Deze periode is voor ons ook als een soort woestijn: bekijk al je keuzes die je gemaakt hebt. Soms zit je daaraan vast. Of soms hebben we geen keuzes gemaakt en zijn we eromheen gegaan. Maar bedenk eens welke beslissingen goed waren en die je weer zou maken. Misschien zou je in een aantal zaken andere keuzes gemaakt hebben. Misschien zou je in een aantal zaken nu wel een beslissing aandurven. In deze veertigdagentijd kunnen we weer op een nieuwe manier naar ons leven kijken.
Paulus houdt ons Christus voor als de tegenhanger van Adam. Adam laat zich verleiden door kortzichtigheid, door eigenbelang, door niet verder te kijken dan zijn eigen wereld. Voor Paulus is Christus degene die onze wereld open maakt en ons de horizon geeft van de naastenliefde, van het jezelf relativeren, of jezelf begrijpen als onderdeel van Gods plan, van Gods wil. Niet ons eigen leven is de maat der dingen, maar dat wat God ons geeft, zijn wijsheid en liefde. De zwarte aarde krijgt kleur door de hand van de kunstenaar, de pottenbakker, zo krijgt de mens kleur door zich te laten vormen door de adem en de Geest van God.

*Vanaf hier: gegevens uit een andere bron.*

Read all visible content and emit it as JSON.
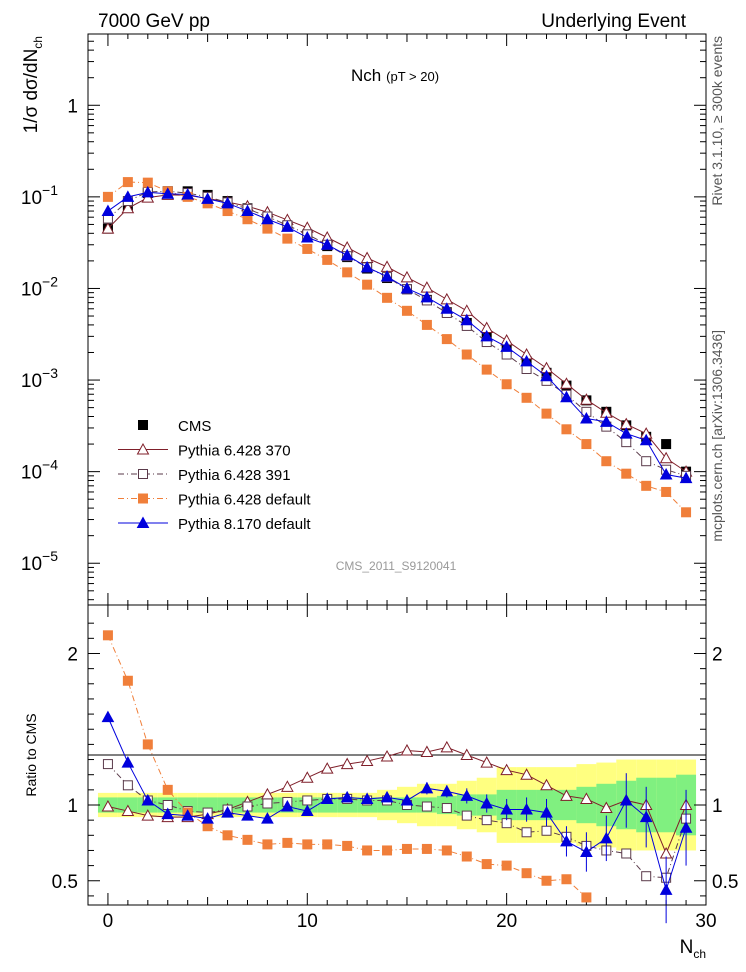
{
  "header": {
    "left": "7000 GeV pp",
    "right": "Underlying Event"
  },
  "side": {
    "rivet": "Rivet 3.1.10, ≥ 300k events",
    "mcplots": "mcplots.cern.ch [arXiv:1306.3436]"
  },
  "chart_data": [
    {
      "panel": "main",
      "type": "scatter",
      "title": "Nch",
      "title_sub": "(pT > 20)",
      "watermark": "CMS_2011_S9120041",
      "xlabel": "N",
      "xlabel_sub": "ch",
      "ylabel": "1/σ dσ/dN",
      "ylabel_sub": "ch",
      "yscale": "log",
      "xlim": [
        -1,
        30
      ],
      "ylim": [
        3.5e-06,
        6
      ],
      "ytick_labels": [
        {
          "value": 1e-05,
          "base": "10",
          "exp": "−5"
        },
        {
          "value": 0.0001,
          "base": "10",
          "exp": "−4"
        },
        {
          "value": 0.001,
          "base": "10",
          "exp": "−3"
        },
        {
          "value": 0.01,
          "base": "10",
          "exp": "−2"
        },
        {
          "value": 0.1,
          "base": "10",
          "exp": "−1"
        },
        {
          "value": 1,
          "base": "1",
          "exp": ""
        }
      ],
      "legend_position": "bottom-left",
      "series": [
        {
          "name": "CMS",
          "marker": "square-filled",
          "color": "#000000",
          "x": [
            0,
            1,
            2,
            3,
            4,
            5,
            6,
            7,
            8,
            9,
            10,
            11,
            12,
            13,
            14,
            15,
            16,
            17,
            18,
            19,
            20,
            21,
            22,
            23,
            24,
            25,
            26,
            27,
            28,
            29
          ],
          "y": [
            0.045,
            0.08,
            0.11,
            0.115,
            0.115,
            0.105,
            0.09,
            0.075,
            0.06,
            0.048,
            0.038,
            0.029,
            0.022,
            0.0165,
            0.013,
            0.0098,
            0.0075,
            0.0055,
            0.0042,
            0.0029,
            0.0022,
            0.0016,
            0.0012,
            0.00087,
            0.0006,
            0.00045,
            0.00032,
            0.00024,
            0.0002,
            0.0001
          ]
        },
        {
          "name": "Pythia 6.428 370",
          "marker": "triangle-open",
          "color": "#7f1f2a",
          "line": "solid",
          "x": [
            0,
            1,
            2,
            3,
            4,
            5,
            6,
            7,
            8,
            9,
            10,
            11,
            12,
            13,
            14,
            15,
            16,
            17,
            18,
            19,
            20,
            21,
            22,
            23,
            24,
            25,
            26,
            27,
            28,
            29
          ],
          "y": [
            0.045,
            0.075,
            0.098,
            0.105,
            0.104,
            0.096,
            0.088,
            0.079,
            0.068,
            0.056,
            0.046,
            0.036,
            0.028,
            0.0215,
            0.0172,
            0.0132,
            0.0102,
            0.0076,
            0.0057,
            0.0037,
            0.0027,
            0.0019,
            0.00135,
            0.00091,
            0.00061,
            0.00044,
            0.00033,
            0.00026,
            0.00014,
            0.0001
          ]
        },
        {
          "name": "Pythia 6.428 391",
          "marker": "square-open",
          "color": "#5a3a4a",
          "line": "dash-dot",
          "x": [
            0,
            1,
            2,
            3,
            4,
            5,
            6,
            7,
            8,
            9,
            10,
            11,
            12,
            13,
            14,
            15,
            16,
            17,
            18,
            19,
            20,
            21,
            22,
            23,
            24,
            25,
            26,
            27,
            28,
            29
          ],
          "y": [
            0.058,
            0.09,
            0.113,
            0.115,
            0.11,
            0.1,
            0.087,
            0.074,
            0.061,
            0.049,
            0.039,
            0.03,
            0.0225,
            0.017,
            0.0133,
            0.0098,
            0.0074,
            0.0054,
            0.0039,
            0.0026,
            0.0019,
            0.00132,
            0.00098,
            0.00069,
            0.00045,
            0.00031,
            0.00021,
            0.00013,
            0.000105,
            9e-05
          ]
        },
        {
          "name": "Pythia 6.428 default",
          "marker": "square-filled",
          "color": "#f07f3a",
          "line": "dash-dot",
          "x": [
            0,
            1,
            2,
            3,
            4,
            5,
            6,
            7,
            8,
            9,
            10,
            11,
            12,
            13,
            14,
            15,
            16,
            17,
            18,
            19,
            20,
            21,
            22,
            23,
            24,
            25,
            26,
            27,
            28,
            29
          ],
          "y": [
            0.1,
            0.145,
            0.143,
            0.115,
            0.1,
            0.085,
            0.07,
            0.057,
            0.045,
            0.035,
            0.027,
            0.0205,
            0.015,
            0.011,
            0.0079,
            0.0057,
            0.004,
            0.0028,
            0.0019,
            0.0013,
            0.0009,
            0.00064,
            0.00043,
            0.00029,
            0.0002,
            0.00013,
            9.5e-05,
            7e-05,
            6e-05,
            3.6e-05
          ]
        },
        {
          "name": "Pythia 8.170 default",
          "marker": "triangle-filled",
          "color": "#0000dd",
          "line": "solid",
          "x": [
            0,
            1,
            2,
            3,
            4,
            5,
            6,
            7,
            8,
            9,
            10,
            11,
            12,
            13,
            14,
            15,
            16,
            17,
            18,
            19,
            20,
            21,
            22,
            23,
            24,
            25,
            26,
            27,
            28,
            29
          ],
          "y": [
            0.07,
            0.1,
            0.112,
            0.108,
            0.106,
            0.095,
            0.085,
            0.07,
            0.057,
            0.047,
            0.036,
            0.03,
            0.023,
            0.017,
            0.0135,
            0.01,
            0.008,
            0.006,
            0.0045,
            0.003,
            0.0023,
            0.0016,
            0.0011,
            0.00065,
            0.00038,
            0.00035,
            0.00026,
            0.00022,
            9.3e-05,
            8.5e-05
          ]
        }
      ]
    },
    {
      "panel": "ratio",
      "type": "scatter",
      "ylabel": "Ratio to CMS",
      "xlim": [
        -1,
        30
      ],
      "ylim": [
        0.34,
        2.32
      ],
      "xticks": [
        0,
        10,
        20,
        30
      ],
      "yticks": [
        0.5,
        1,
        2
      ],
      "band_inner_halfwidth": [
        0.05,
        0.05,
        0.05,
        0.05,
        0.05,
        0.05,
        0.05,
        0.05,
        0.05,
        0.05,
        0.05,
        0.05,
        0.05,
        0.05,
        0.05,
        0.05,
        0.05,
        0.06,
        0.07,
        0.07,
        0.1,
        0.1,
        0.1,
        0.1,
        0.12,
        0.14,
        0.16,
        0.18,
        0.18,
        0.2
      ],
      "band_outer_halfwidth": [
        0.08,
        0.08,
        0.08,
        0.08,
        0.08,
        0.08,
        0.08,
        0.08,
        0.08,
        0.08,
        0.08,
        0.08,
        0.08,
        0.08,
        0.1,
        0.12,
        0.14,
        0.14,
        0.16,
        0.18,
        0.25,
        0.25,
        0.25,
        0.25,
        0.27,
        0.28,
        0.3,
        0.3,
        0.3,
        0.3
      ],
      "band_inner_color": "#80f080",
      "band_outer_color": "#ffff80",
      "series": [
        {
          "name": "Pythia 6.428 370",
          "marker": "triangle-open",
          "color": "#7f1f2a",
          "line": "solid",
          "x": [
            0,
            1,
            2,
            3,
            4,
            5,
            6,
            7,
            8,
            9,
            10,
            11,
            12,
            13,
            14,
            15,
            16,
            17,
            18,
            19,
            20,
            21,
            22,
            23,
            24,
            25,
            26,
            27,
            28,
            29
          ],
          "y": [
            0.99,
            0.96,
            0.93,
            0.92,
            0.92,
            0.94,
            0.97,
            1.02,
            1.07,
            1.12,
            1.18,
            1.24,
            1.27,
            1.29,
            1.32,
            1.36,
            1.35,
            1.38,
            1.33,
            1.28,
            1.23,
            1.2,
            1.13,
            1.06,
            1.04,
            0.98,
            1.03,
            1.0,
            0.68,
            1.0
          ]
        },
        {
          "name": "Pythia 6.428 391",
          "marker": "square-open",
          "color": "#5a3a4a",
          "line": "dash-dot",
          "x": [
            0,
            1,
            2,
            3,
            4,
            5,
            6,
            7,
            8,
            9,
            10,
            11,
            12,
            13,
            14,
            15,
            16,
            17,
            18,
            19,
            20,
            21,
            22,
            23,
            24,
            25,
            26,
            27,
            28,
            29
          ],
          "y": [
            1.27,
            1.13,
            1.03,
            1.0,
            0.96,
            0.95,
            0.97,
            0.99,
            1.01,
            1.02,
            1.03,
            1.04,
            1.04,
            1.03,
            1.03,
            1.0,
            0.99,
            0.98,
            0.93,
            0.9,
            0.88,
            0.82,
            0.83,
            0.79,
            0.73,
            0.7,
            0.68,
            0.53,
            0.52,
            0.91
          ]
        },
        {
          "name": "Pythia 6.428 default",
          "marker": "square-filled",
          "color": "#f07f3a",
          "line": "dash-dot",
          "x": [
            0,
            1,
            2,
            3,
            4,
            5,
            6,
            7,
            8,
            9,
            10,
            11,
            12,
            13,
            14,
            15,
            16,
            17,
            18,
            19,
            20,
            21,
            22,
            23,
            24
          ],
          "y": [
            2.12,
            1.82,
            1.4,
            1.1,
            0.95,
            0.86,
            0.8,
            0.77,
            0.74,
            0.75,
            0.74,
            0.74,
            0.73,
            0.7,
            0.7,
            0.71,
            0.71,
            0.7,
            0.66,
            0.61,
            0.6,
            0.55,
            0.5,
            0.51,
            0.39
          ]
        },
        {
          "name": "Pythia 8.170 default",
          "marker": "triangle-filled",
          "color": "#0000dd",
          "line": "solid",
          "x": [
            0,
            1,
            2,
            3,
            4,
            5,
            6,
            7,
            8,
            9,
            10,
            11,
            12,
            13,
            14,
            15,
            16,
            17,
            18,
            19,
            20,
            21,
            22,
            23,
            24,
            25,
            26,
            27,
            28,
            29
          ],
          "y": [
            1.58,
            1.28,
            1.03,
            0.94,
            0.93,
            0.91,
            0.95,
            0.93,
            0.91,
            0.99,
            0.96,
            1.04,
            1.05,
            1.04,
            1.05,
            1.03,
            1.11,
            1.09,
            1.06,
            1.01,
            0.97,
            0.97,
            0.95,
            0.76,
            0.69,
            0.78,
            1.03,
            0.92,
            0.44,
            0.85
          ],
          "err": [
            0.02,
            0.02,
            0.02,
            0.02,
            0.02,
            0.02,
            0.02,
            0.02,
            0.02,
            0.02,
            0.02,
            0.02,
            0.02,
            0.03,
            0.03,
            0.03,
            0.04,
            0.04,
            0.05,
            0.06,
            0.07,
            0.08,
            0.09,
            0.1,
            0.13,
            0.15,
            0.18,
            0.2,
            0.22,
            0.25
          ]
        }
      ]
    }
  ]
}
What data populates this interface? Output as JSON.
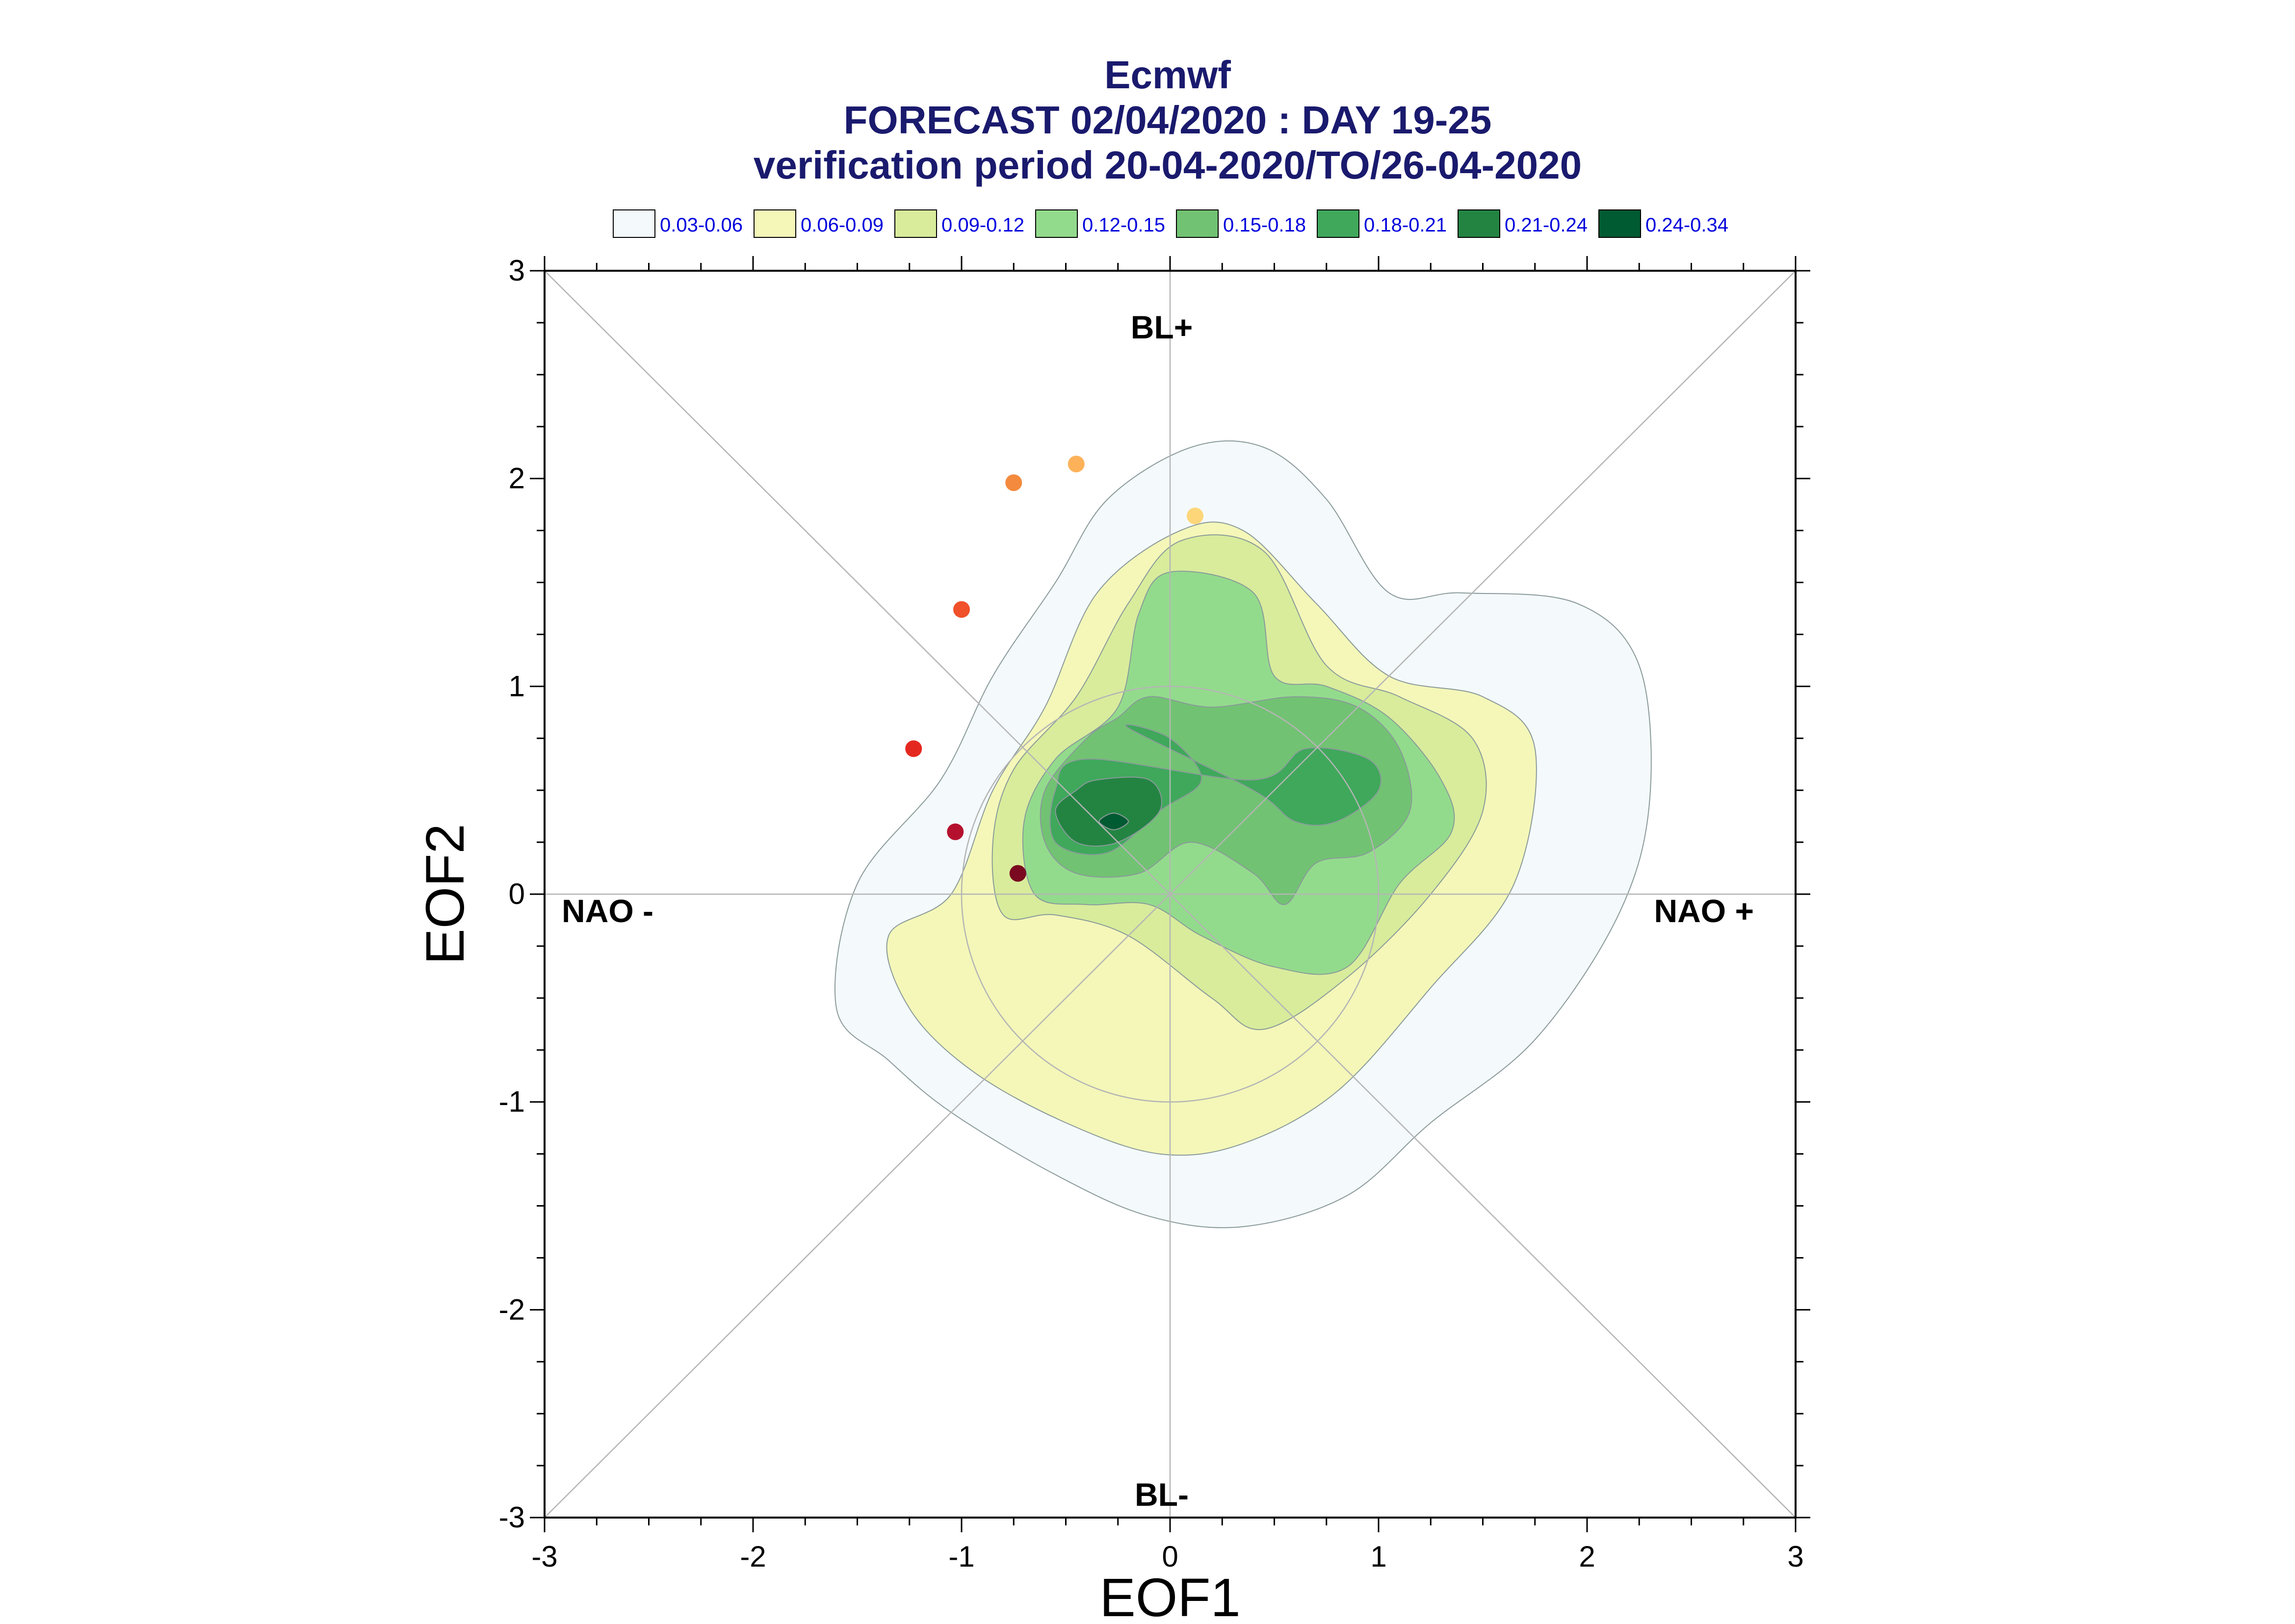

Wij zijn geen potten of schalen die af zijn: wij zijn nooit af. Een schaal die gemaakt is van klei, blijft zoals die is. Wij niet. Wij kunnen ons voortdurend laten vormen. Mogen de woorden van Christus, de woorden van liefde en tederheid en vergeving ons helpen ons te blijven vormen en te doen groeien. We laten ons niet leiden door woorden van oorlog en rampen, maar door ons antwoord dat we bij Christus zien: de liefde overwint alles. Amen.